Oh, and I realized I never told my surgeon that I have mild scoliosis and now I'm worried that this might increase my risk of dislocation or screw up my leg length.

Also, I am a heavy, heavy side sleeper (left side, of course). Terrified of rolling over out of 40+ years of habit and waking up with the new hip popped right out.

Also, terrified that I will be doing my business in the bathroom and the reaching to wipe will pop it out, too. Have toilet aid (thank goodness for forums like this where I can post this stuff) but have never used one. Seems kind of gross, but if the worst happens and the hip dislocates, could it please not be during THAT particular routine?

Can't believe it's only 2 days until my MiL has her surgery. Fingers crossed for big, big relief for her right when she wakes up.

Going for my "joint camp" (not that kind of joint, LOL) next week where I will meet the PT and NP, I think, plus get a tour of the surgical center. My wife is going with me so that, again, a second, more rational brain than mine is taking in the information. I will be making a list of questions for them, too. Like, "IS MY SURGEON LYING TO ME???" (j/k - I know better!)

Back on the internet diet...cheers, all!
 
@thepuckhead Oh I know those anxieties and questions and worries! The thing to keep in mind is that everyone you come in contact with at the hospital who is involved with your care is a professional! The surgeon and surgical team do these procedures nearly every working day and they ALL have your best interest and wellbeing as their #1 priority.

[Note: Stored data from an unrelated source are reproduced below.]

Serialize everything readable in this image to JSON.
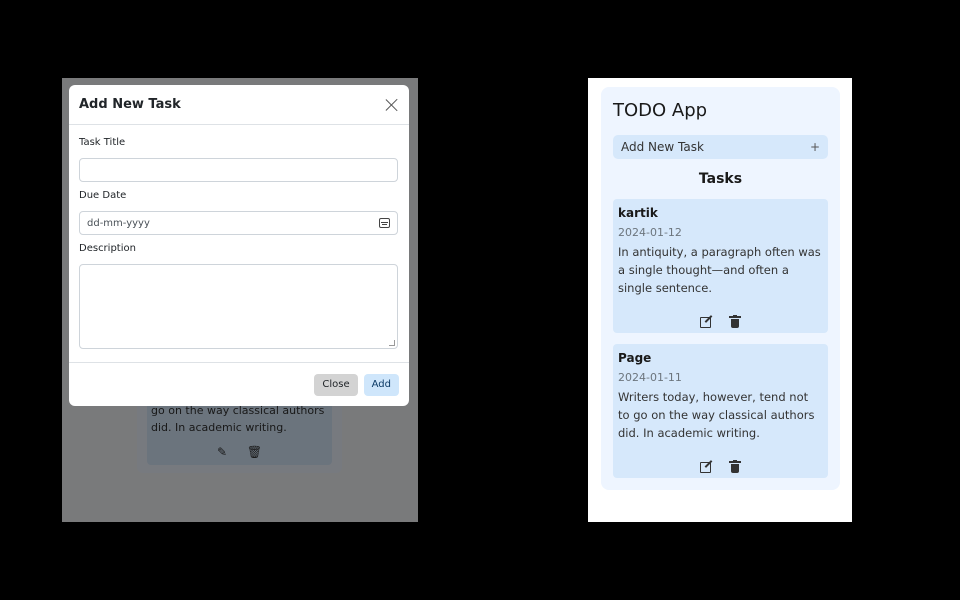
{
  "modal": {
    "title": "Add New Task",
    "task_title_label": "Task Title",
    "task_title_value": "",
    "due_date_label": "Due Date",
    "due_date_placeholder": "dd-mm-yyyy",
    "description_label": "Description",
    "description_value": "",
    "close_label": "Close",
    "add_label": "Add"
  },
  "background_app": {
    "partial_card_description": "go on the way classical authors did. In academic writing."
  },
  "app": {
    "title": "TODO App",
    "add_task_label": "Add New Task",
    "add_task_symbol": "+",
    "tasks_heading": "Tasks",
    "tasks": [
      {
        "name": "kartik",
        "date": "2024-01-12",
        "description": "In antiquity, a paragraph often was a single thought—and often a single sentence."
      },
      {
        "name": "Page",
        "date": "2024-01-11",
        "description": "Writers today, however, tend not to go on the way classical authors did. In academic writing."
      }
    ]
  },
  "icons": {
    "close": "close-icon",
    "calendar": "calendar-icon",
    "edit": "edit-icon",
    "delete": "trash-icon"
  }
}
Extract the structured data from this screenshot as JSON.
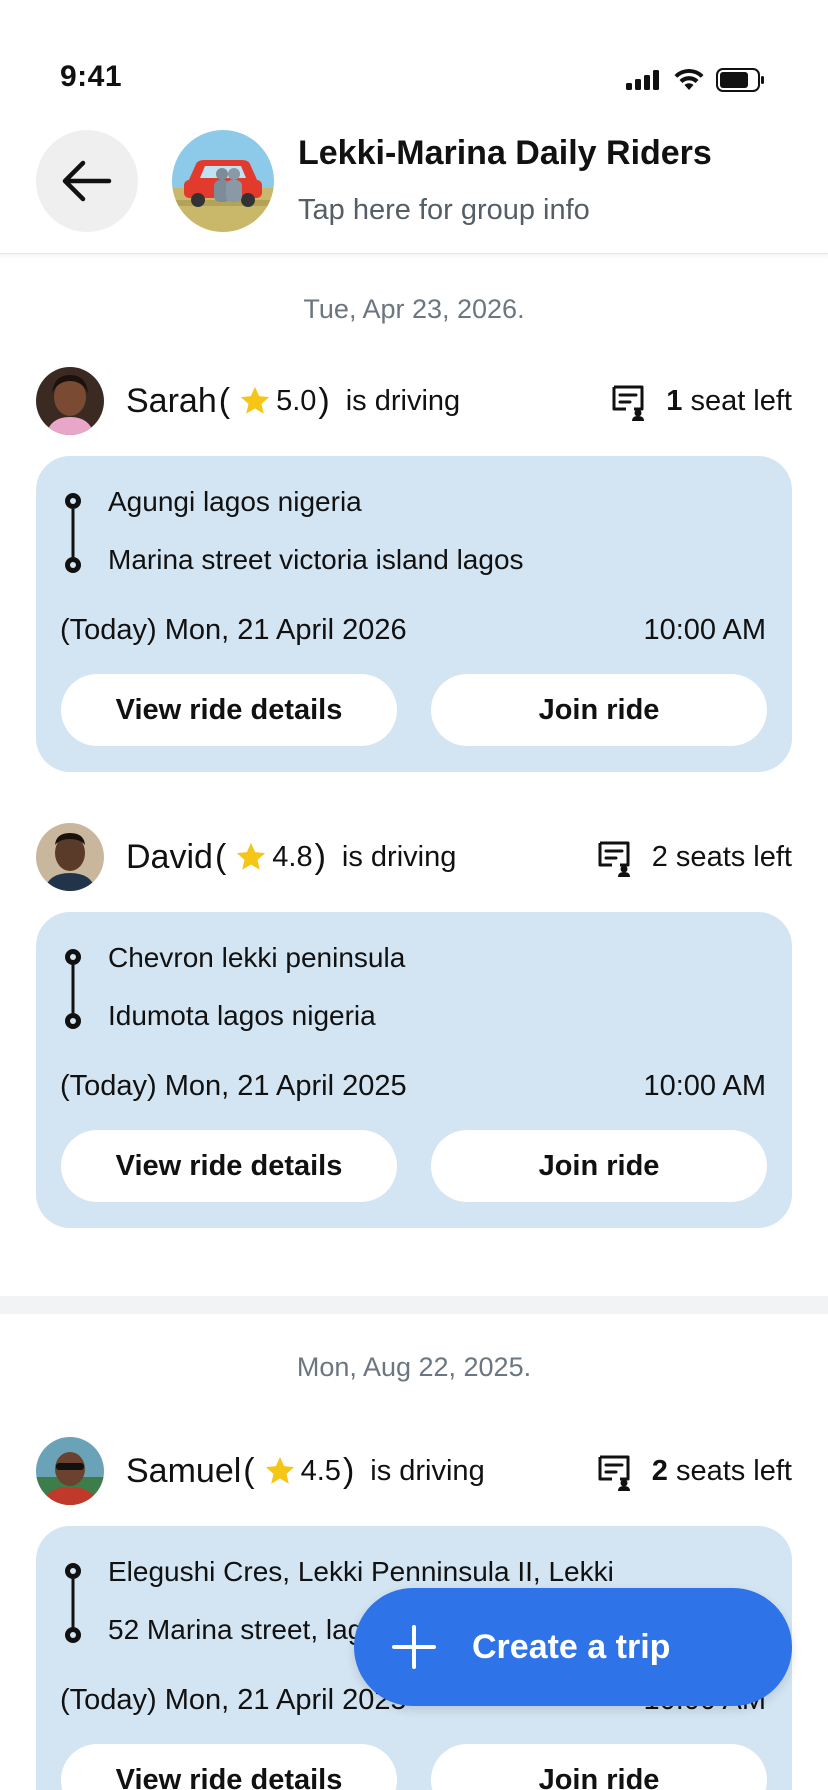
{
  "status_bar": {
    "time": "9:41"
  },
  "header": {
    "title": "Lekki-Marina Daily Riders",
    "subtitle": "Tap here for group info"
  },
  "sections": [
    {
      "date": "Tue, Apr 23, 2026.",
      "rides": [
        {
          "driver": "Sarah",
          "rating": "5.0",
          "status": "is driving",
          "seats_count": "1",
          "seats_label": "seat left",
          "from": "Agungi lagos nigeria",
          "to": "Marina street victoria island lagos",
          "date": "(Today) Mon, 21 April 2026",
          "time": "10:00 AM",
          "view_label": "View ride details",
          "join_label": "Join ride"
        },
        {
          "driver": "David",
          "rating": "4.8",
          "status": "is driving",
          "seats_count": "2 seats left",
          "seats_label": "",
          "from": "Chevron lekki peninsula",
          "to": "Idumota lagos nigeria",
          "date": "(Today) Mon, 21 April 2025",
          "time": "10:00 AM",
          "view_label": "View ride details",
          "join_label": "Join ride"
        }
      ]
    },
    {
      "date": "Mon, Aug 22, 2025.",
      "rides": [
        {
          "driver": "Samuel",
          "rating": "4.5",
          "status": "is driving",
          "seats_count": "2",
          "seats_label": "seats left",
          "from": "Elegushi Cres, Lekki Penninsula II, Lekki",
          "to": "52 Marina street, lagos",
          "date": "(Today) Mon, 21 April 2025",
          "time": "10:00 AM",
          "view_label": "View ride details",
          "join_label": "Join ride"
        }
      ]
    }
  ],
  "fab": {
    "label": "Create a trip"
  },
  "colors": {
    "card": "#d3e4f2",
    "primary": "#2f73e8",
    "star": "#f5c518"
  }
}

"IS MY SURGEON LYING TO ME???" No. Not about the need for surgery or his skills and experience. Though he may not know first hand what the recuperation will be like for you. He can give you the text book explanation but unless he's actually had a hip replacement ... And every patient is different as is their experience going through hip replacement. It will NOT be 12 weeks of disability ... it will be 12 weeks of getting better and better. In my experience (and I did both hips at once) the first 2-3 weeks are the hardest then things get better day by day. I think the hardest part for you will be being patient and allowing your body to heal before diving back into your usual way of doing things. By that I mean ya gotta slow down!

As for the sleeping concerns ... that is a problem for EVERYONE who gets a joint replaced! You'll probably have to sleep on your back for a while and then cautiously try sleeping on your side. At first it will probably feel like you are sleeping on a brick (IMO internal swelling takes quite a while to go away and that, more than having an implant, is what causes the "brick" feeling). That does go away ... eventually.

And dislocations are actually quite rare. As long as you follow your surgeon's recommendations and do things slowly at first you should be fine!
 
@thepuckhead glad to see things moving along for you!

The surgical teams have seen it all. They really are amazingly efficient.

I thought that I would need many more aids than I actually did.

These are the ones I used
Several lightweight ice packs.
Elevation wedge pillow
Meds filled and on hand
Night lights
The leg lifter for the log leg phase.
Good grabbers. I still use mine
Extra towels in the bathroom.
Shower grab bars 2

I had a pico negative pressure dressing and wanted it to stay dry so I did not take a standing shower right away. I was able to sit on the edge of the tub.